Gheni zei er wat van, toen hij zag dat zieke leerlingen toch moesten doorwerken. Dat mocht niet en hij kreeg van de opzichter de volle laag: die vertelde hem dat de Oeigoeren slaven waren en de Chinezen de baas waren. Ook de kritische vragen die Gheni stelde over het vieze drinkwater werden niet op prijs gesteld. ‘Het was echt heel vies, ik heb mij in die maand maar een keer mogen douchen.’

Omdat Gheni dankzij zijn niet-coöperatieve houding zichzelf in de nesten werkte en negatieve evaluaties kreeg, besloot hij om zijn baan op te zeggen. Hij ging in 2005 naar Maleisië toe om daar te studeren. ‘Vreemd genoeg mocht dat wel. Ik ervoer daar voor het eerst vrijheid. Ik ontdekte dat hoe wij in China werden behandeld niet normaal was.’

Gheni las zich in over de situatie van de Oeigoeren en kwam via internet in contact met Rebiya Kadeer, een Oeigoerse mensenrechtenactiviste en president van het World Uyghur Congress, een organisatie van verbannen en gevluchte Oeigoeren. ‘Ik vertelde haar dat ik mij niet veilig voelde in Maleisië vanwege de grote Chinese minderheid in het land, en dat ik de dwangarbeid op de katoenplantages had gedocumenteerd. Die documenten had ik ook naar Maleisië meegesmokkeld. Kadeer heeft mijn materiaal verwerkt in een verslag, dat onderwerp van discussie werd op een zitting van het Amerikaanse Congres. Dus ik ben blij dat ik alles goed heb bijgehouden.’

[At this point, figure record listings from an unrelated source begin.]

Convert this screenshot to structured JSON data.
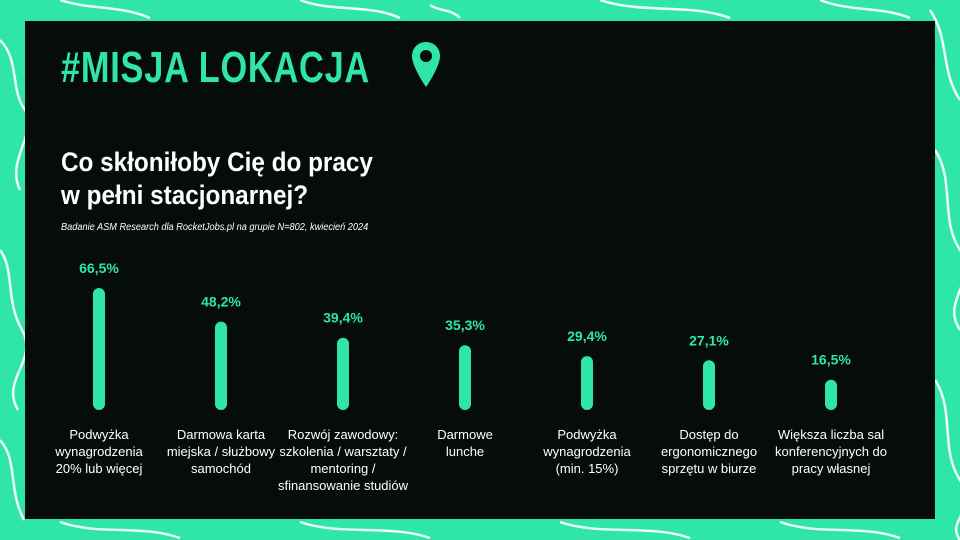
{
  "brand": {
    "text": "#MISJA LOKACJA",
    "icon": "map-pin-icon",
    "color": "#2fe6a8"
  },
  "title": {
    "line1": "Co skłoniłoby Cię do pracy",
    "line2": "w pełni stacjonarnej?"
  },
  "subtitle": "Badanie ASM Research dla RocketJobs.pl na grupie N=802, kwiecień 2024",
  "colors": {
    "accent": "#2fe6a8",
    "panel": "#050c0b",
    "text": "#ffffff"
  },
  "chart_data": {
    "type": "bar",
    "title": "Co skłoniłoby Cię do pracy w pełni stacjonarnej?",
    "categories": [
      "Podwyżka wynagrodzenia 20% lub więcej",
      "Darmowa karta miejska / służbowy samochód",
      "Rozwój zawodowy: szkolenia / warsztaty / mentoring / sfinansowanie studiów",
      "Darmowe lunche",
      "Podwyżka wynagrodzenia (min. 15%)",
      "Dostęp do ergonomicznego sprzętu w biurze",
      "Większa liczba sal konferencyjnych do pracy własnej"
    ],
    "values": [
      66.5,
      48.2,
      39.4,
      35.3,
      29.4,
      27.1,
      16.5
    ],
    "value_labels": [
      "66,5%",
      "48,2%",
      "39,4%",
      "35,3%",
      "29,4%",
      "27,1%",
      "16,5%"
    ],
    "label_lines": [
      [
        "Podwyżka",
        "wynagrodzenia",
        "20% lub więcej"
      ],
      [
        "Darmowa karta",
        "miejska / służbowy",
        "samochód"
      ],
      [
        "Rozwój zawodowy:",
        "szkolenia / warsztaty /",
        "mentoring /",
        "sfinansowanie studiów"
      ],
      [
        "Darmowe",
        "lunche"
      ],
      [
        "Podwyżka",
        "wynagrodzenia",
        "(min. 15%)"
      ],
      [
        "Dostęp do",
        "ergonomicznego",
        "sprzętu w biurze"
      ],
      [
        "Większa liczba sal",
        "konferencyjnych do",
        "pracy własnej"
      ]
    ],
    "xlabel": "",
    "ylabel": "",
    "ylim": [
      0,
      66.5
    ],
    "grid": false,
    "legend": "none",
    "bar_color": "#2fe6a8"
  }
}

Omdat hij niet in Maleisië wilde blijven reisde Gheni in 2007 naar Turkije, om vervolgens door te reizen naar Nederland. ‘Op vliegveld Schiphol heb ik asiel aangevraagd. De marechaussee wilde eerst niet geloven dat ik uit China kwam, vanwege mijn Oeigoerse uiterlijk. Maar uiteindelijk is alles goed gekomen.’

Het duurde acht maanden voordat Gheni statushouder werd, daarna volgde de inburgeringscursus en vijf jaar later, in 2013, werd Gheni Nederlands staatsburger. Hij heeft zich toen laten omscholen, Nederlandse diploma’s behaald, en werkt nu in een laboratorium in Wageningen. Oost-Turkestan verloor Gheni echter niet uit het oog. Hij demonstreert sinds juni 2018 voor de mensenrechten van de Oeigoeren, nu blijkt dat de Chinese overheid de onderdrukking opvoert.

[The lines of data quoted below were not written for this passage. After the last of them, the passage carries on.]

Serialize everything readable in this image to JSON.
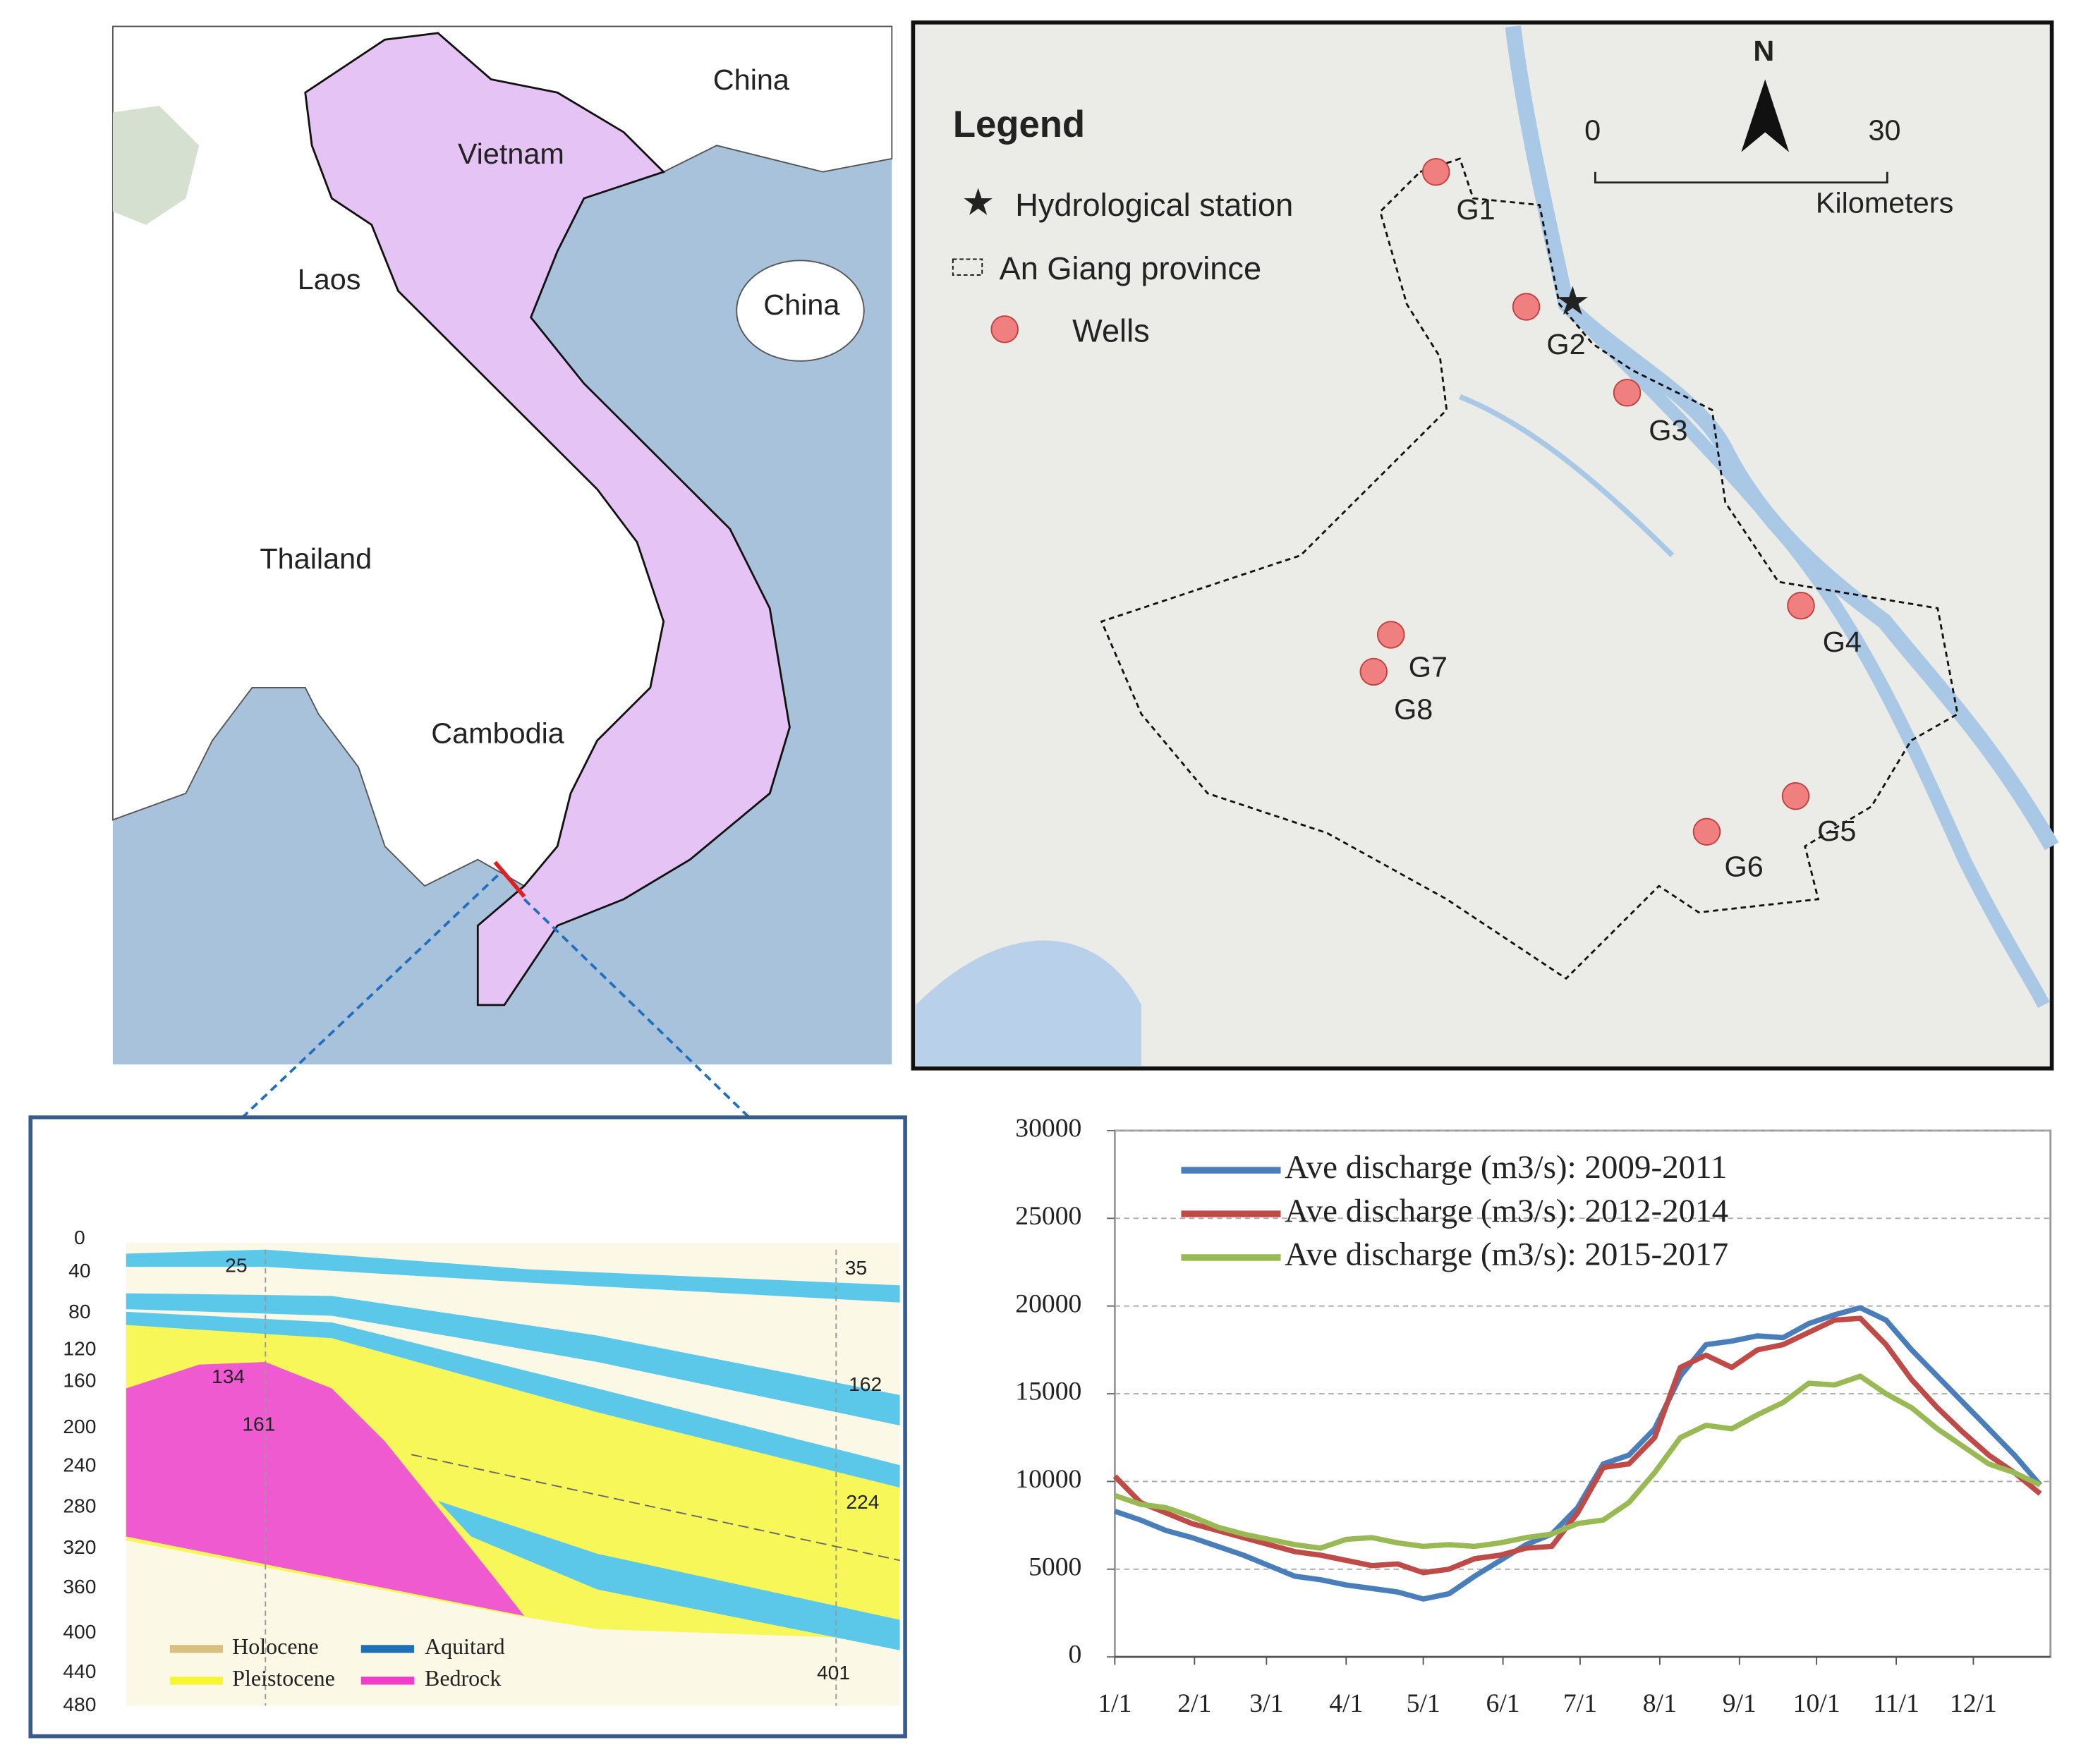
{
  "map_region": {
    "labels": [
      "China",
      "Vietnam",
      "Laos",
      "China",
      "Thailand",
      "Cambodia"
    ]
  },
  "map_study_area": {
    "legend": {
      "title": "Legend",
      "items": [
        "Hydrological station",
        "An Giang province",
        "Wells"
      ]
    },
    "scale": {
      "ticks": [
        "0",
        "30"
      ],
      "unit": "Kilometers"
    },
    "north": "N",
    "wells": [
      "G1",
      "G2",
      "G3",
      "G4",
      "G5",
      "G6",
      "G7",
      "G8"
    ]
  },
  "cross_section": {
    "depths": [
      0,
      40,
      80,
      120,
      160,
      200,
      240,
      280,
      320,
      360,
      400,
      440,
      480
    ],
    "annotations": [
      "25",
      "35",
      "134",
      "161",
      "162",
      "224",
      "401"
    ],
    "legend": [
      "Holocene",
      "Aquitard",
      "Pleistocene",
      "Bedrock"
    ]
  },
  "chart_data": {
    "type": "line",
    "x": [
      1,
      11,
      21,
      31,
      41,
      51,
      61,
      71,
      81,
      91,
      101,
      111,
      121,
      131,
      141,
      151,
      161,
      171,
      181,
      191,
      201,
      211,
      221,
      231,
      241,
      251,
      261,
      271,
      281,
      291,
      301,
      311,
      321,
      331,
      341,
      351,
      361
    ],
    "series": [
      {
        "name": "Ave discharge (m3/s): 2009-2011",
        "color": "#4a7ebb",
        "values": [
          8300,
          7800,
          7200,
          6800,
          6300,
          5800,
          5200,
          4600,
          4400,
          4100,
          3900,
          3700,
          3300,
          3600,
          4600,
          5500,
          6400,
          7000,
          8500,
          11000,
          11500,
          13000,
          16000,
          17800,
          18000,
          18300,
          18200,
          19000,
          19500,
          19900,
          19200,
          17500,
          16000,
          14500,
          13000,
          11500,
          9800
        ]
      },
      {
        "name": "Ave discharge (m3/s): 2012-2014",
        "color": "#be4b48",
        "values": [
          10300,
          8800,
          8200,
          7600,
          7200,
          6800,
          6400,
          6000,
          5800,
          5500,
          5200,
          5300,
          4800,
          5000,
          5600,
          5800,
          6200,
          6300,
          8200,
          10800,
          11000,
          12500,
          16500,
          17200,
          16500,
          17500,
          17800,
          18500,
          19200,
          19300,
          17800,
          15800,
          14200,
          12800,
          11500,
          10500,
          9300
        ]
      },
      {
        "name": "Ave discharge (m3/s): 2015-2017",
        "color": "#98b954",
        "values": [
          9200,
          8700,
          8500,
          8000,
          7400,
          7000,
          6700,
          6400,
          6200,
          6700,
          6800,
          6500,
          6300,
          6400,
          6300,
          6500,
          6800,
          7000,
          7600,
          7800,
          8800,
          10500,
          12500,
          13200,
          13000,
          13800,
          14500,
          15600,
          15500,
          16000,
          15000,
          14200,
          13000,
          12000,
          11000,
          10500,
          9800
        ]
      }
    ],
    "xlim": [
      1,
      365
    ],
    "xticks": [
      {
        "value": 1,
        "label": "1/1"
      },
      {
        "value": 32,
        "label": "2/1"
      },
      {
        "value": 60,
        "label": "3/1"
      },
      {
        "value": 91,
        "label": "4/1"
      },
      {
        "value": 121,
        "label": "5/1"
      },
      {
        "value": 152,
        "label": "6/1"
      },
      {
        "value": 182,
        "label": "7/1"
      },
      {
        "value": 213,
        "label": "8/1"
      },
      {
        "value": 244,
        "label": "9/1"
      },
      {
        "value": 274,
        "label": "10/1"
      },
      {
        "value": 305,
        "label": "11/1"
      },
      {
        "value": 335,
        "label": "12/1"
      }
    ],
    "ylim": [
      0,
      30000
    ],
    "yticks": [
      0,
      5000,
      10000,
      15000,
      20000,
      25000,
      30000
    ],
    "grid": true,
    "legend": "upper left"
  }
}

Op dit moment heeft Gheni geen contact meer met zijn familie. De laatste keer dat hij contact had met zijn vader was in mei 2017, nu ruim twee jaar geleden. ‘Mijn vader zei tegen mij:  ‘Alsjeblieft, bel ons niet meer.’ Daarna heb ik niets meer van hem en de rest van mijn familie gehoord. Ook niet via-via. Ik weet dus niet of ze nog leven, of ze in een concentratiekamp zitten, hoe het met ze gaat.’

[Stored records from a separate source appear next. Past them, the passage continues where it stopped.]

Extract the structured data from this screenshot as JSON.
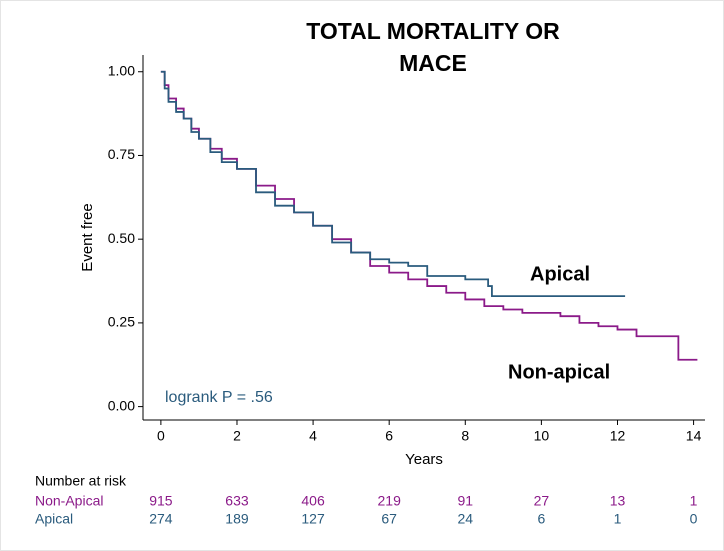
{
  "chart_data": {
    "type": "step",
    "title": [
      "TOTAL MORTALITY OR",
      "MACE"
    ],
    "xlabel": "Years",
    "ylabel": "Event free",
    "xlim": [
      -0.47,
      14.3
    ],
    "ylim": [
      -0.04,
      1.05
    ],
    "xticks": [
      0,
      2,
      4,
      6,
      8,
      10,
      12,
      14
    ],
    "yticks": [
      {
        "value": 0,
        "label": "0.00"
      },
      0.25,
      {
        "value": 0.5,
        "label": "0.50"
      },
      0.75,
      {
        "value": 1,
        "label": "1.00"
      }
    ],
    "series": [
      {
        "name": "Non-apical",
        "color": "#8b1a89",
        "x": [
          0,
          0.1,
          0.2,
          0.4,
          0.6,
          0.8,
          1,
          1.3,
          1.6,
          2,
          2.5,
          3,
          3.5,
          4,
          4.5,
          5,
          5.5,
          6,
          6.5,
          7,
          7.5,
          8,
          8.5,
          9,
          9.5,
          10,
          10.5,
          11,
          11.5,
          12,
          12.5,
          13.6,
          14.1
        ],
        "values": [
          1.0,
          0.96,
          0.92,
          0.89,
          0.86,
          0.83,
          0.8,
          0.77,
          0.74,
          0.71,
          0.66,
          0.62,
          0.58,
          0.54,
          0.5,
          0.46,
          0.42,
          0.4,
          0.38,
          0.36,
          0.34,
          0.32,
          0.3,
          0.29,
          0.28,
          0.28,
          0.27,
          0.25,
          0.24,
          0.23,
          0.21,
          0.14,
          0.14
        ]
      },
      {
        "name": "Apical",
        "color": "#2a5b7d",
        "x": [
          0,
          0.1,
          0.2,
          0.4,
          0.6,
          0.8,
          1,
          1.3,
          1.6,
          2,
          2.5,
          3,
          3.5,
          4,
          4.5,
          5,
          5.5,
          6,
          6.5,
          7,
          8,
          8.6,
          8.7,
          12.2
        ],
        "values": [
          1.0,
          0.95,
          0.91,
          0.88,
          0.86,
          0.82,
          0.8,
          0.76,
          0.73,
          0.71,
          0.64,
          0.6,
          0.58,
          0.54,
          0.49,
          0.46,
          0.44,
          0.43,
          0.42,
          0.39,
          0.38,
          0.36,
          0.33,
          0.33
        ]
      }
    ],
    "annotation": "logrank P = .56",
    "risk_table": {
      "title": "Number at risk",
      "rows": [
        {
          "label": "Non-Apical",
          "values": [
            915,
            633,
            406,
            219,
            91,
            27,
            13,
            1
          ]
        },
        {
          "label": "Apical",
          "values": [
            274,
            189,
            127,
            67,
            24,
            6,
            1,
            0
          ]
        }
      ]
    }
  }
}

Ook de vrouw van Gheni, die met hem mee naar Nederland is gevlucht, heeft geen contact meer met haar familie. ‘De laatste keer dat ik ze sprak was drie jaar geleden’, vertelt ze. Ook zij weet over hun lot helemaal niets.

‘Niet alleen de Oeigoerse cultuur, maar ook onze religie wordt stukgemaakt’

Nederlands Oeigoers Platform

Abduweli, die bezig is met het opzetten van het Nederlands Oeigoers Platform, is in 2013 naar Nederland gevlucht. Zijn vrouw is hier eerder aangekomen. Zij hebben evenmin contact met hun familie aan de andere kant van de Chinese grens.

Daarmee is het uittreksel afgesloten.